Q: Can Escape access customer data to train its model?

A: Every scan starts with a completely clean slate. Our algorithm initiates a fresh session every time it runs—no data is stored or carried over from previous scans. This design ensures that no customer data is ever used to train or update our model.

Q: How do we ensure the algorithm isn’t vulnerable to hallucination-based attacks? For example, could someone intentionally manipulate inputs/outputs to trigger lots of false positives?

A: Our scanning process does not use large language models (LLMs) during active scans, eliminating any risk of hallucination. LLMs are only used in a controlled R&D setting to refine the underlying graph model. This clear separation means that the scanning process remains robust and free from manipulation or false positives.

Q: Since we’re “feedback-driven”, how do we prevent someone from injecting a bunch of malicious or low-quality feedback that could degrade the model’s performance?

A: The “feedback” used in our scans is strictly for real-time understanding of how the API responds. It guides the next action during a single scan and is never stored or used to retrain our model. This approach safeguards our system from any degradation due to poor quality or maliciously injected feedback.

Q: Are we relying on any open-source libraries that might introduce risks, like prompt injection backdoors?

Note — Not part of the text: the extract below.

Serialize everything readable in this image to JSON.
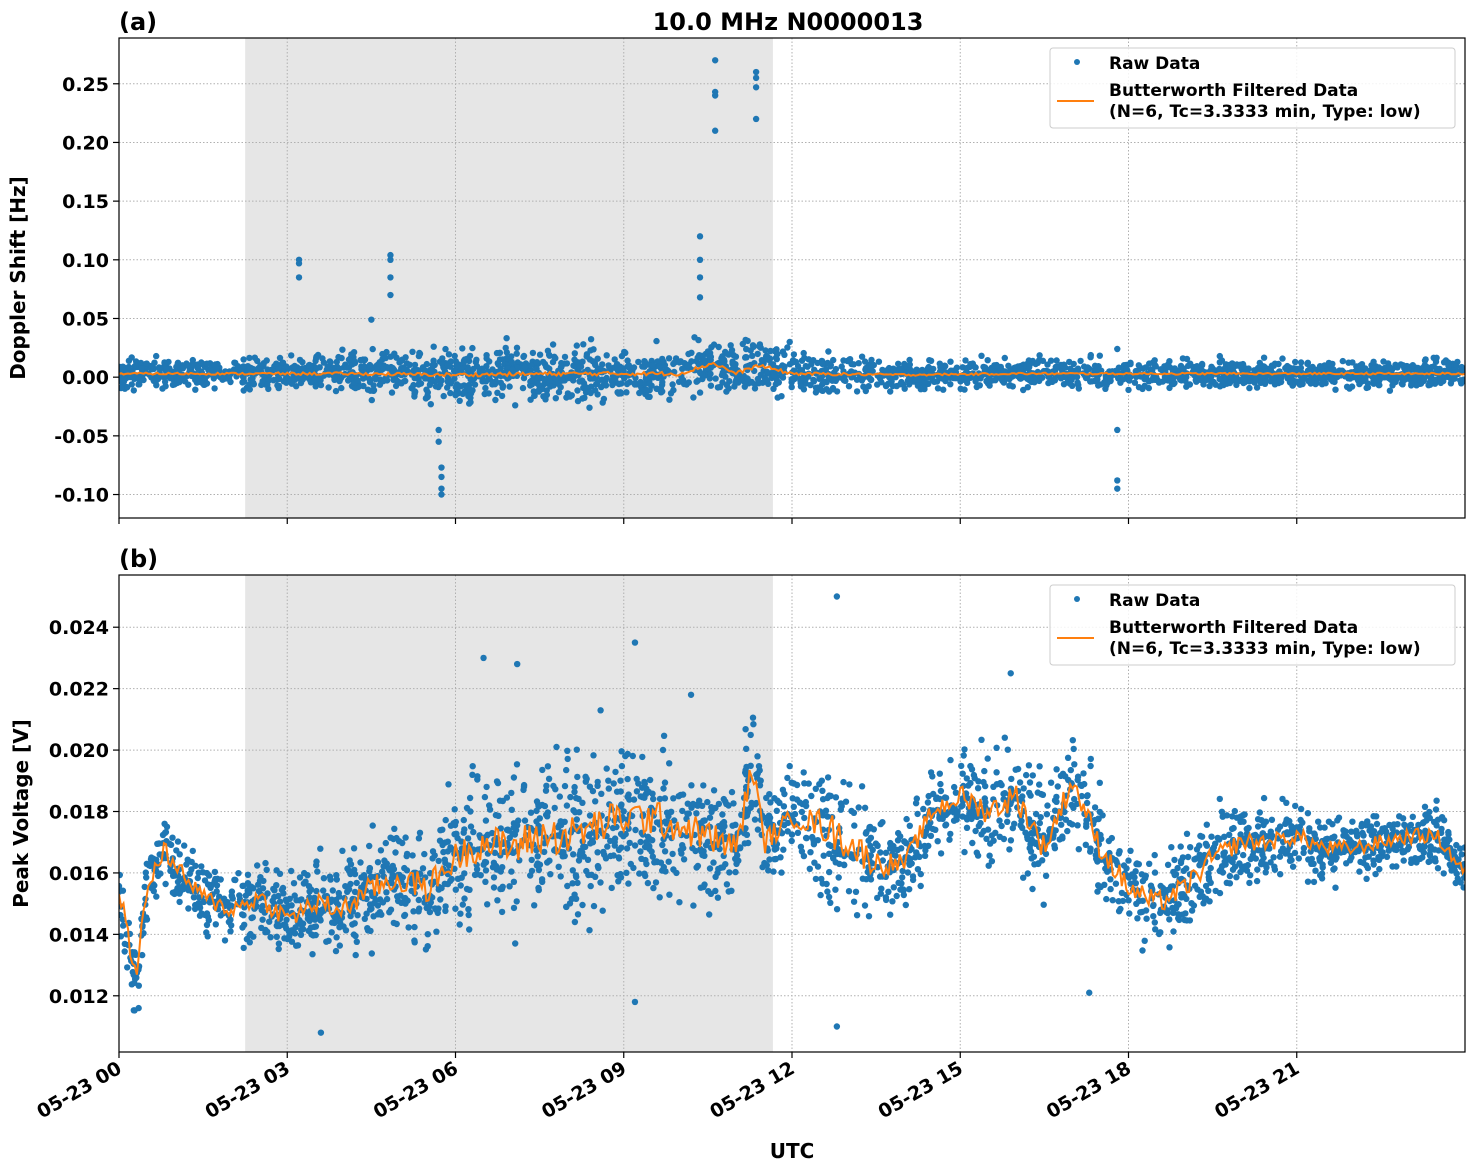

A: No. Our AI model is entirely proprietary and closed source. This gives us full control over the design and security of our technology and eliminates the risks that can be associated with external open-source libraries.

Q: Does our AI have the ability to call APIs or access customer data, even if it treats the application as a black box? How do we securely associate the analyzed data with the correct customer?

A: Each scan is executed in its own dedicated environment, completely independent of all others. There is no ongoing, global AI that aggregates data or continues learning between scans. This isolation guarantees that all data analyzed during a scan is securely linked only to that specific customer, preventing any crossover or unintended access.

Q: How did we implement RBAC for interacting with the model (configuration, training, etc.)? Any tips for others?

A: Role-Based Access Control (RBAC) is managed as a standard part of our overall SaaS security framework and is fully documented within our platform. It is separate from the internal workings and training of the AI model. For detailed information, please refer to our RBAC documentation, which thoroughly outlines our implementation and best practices.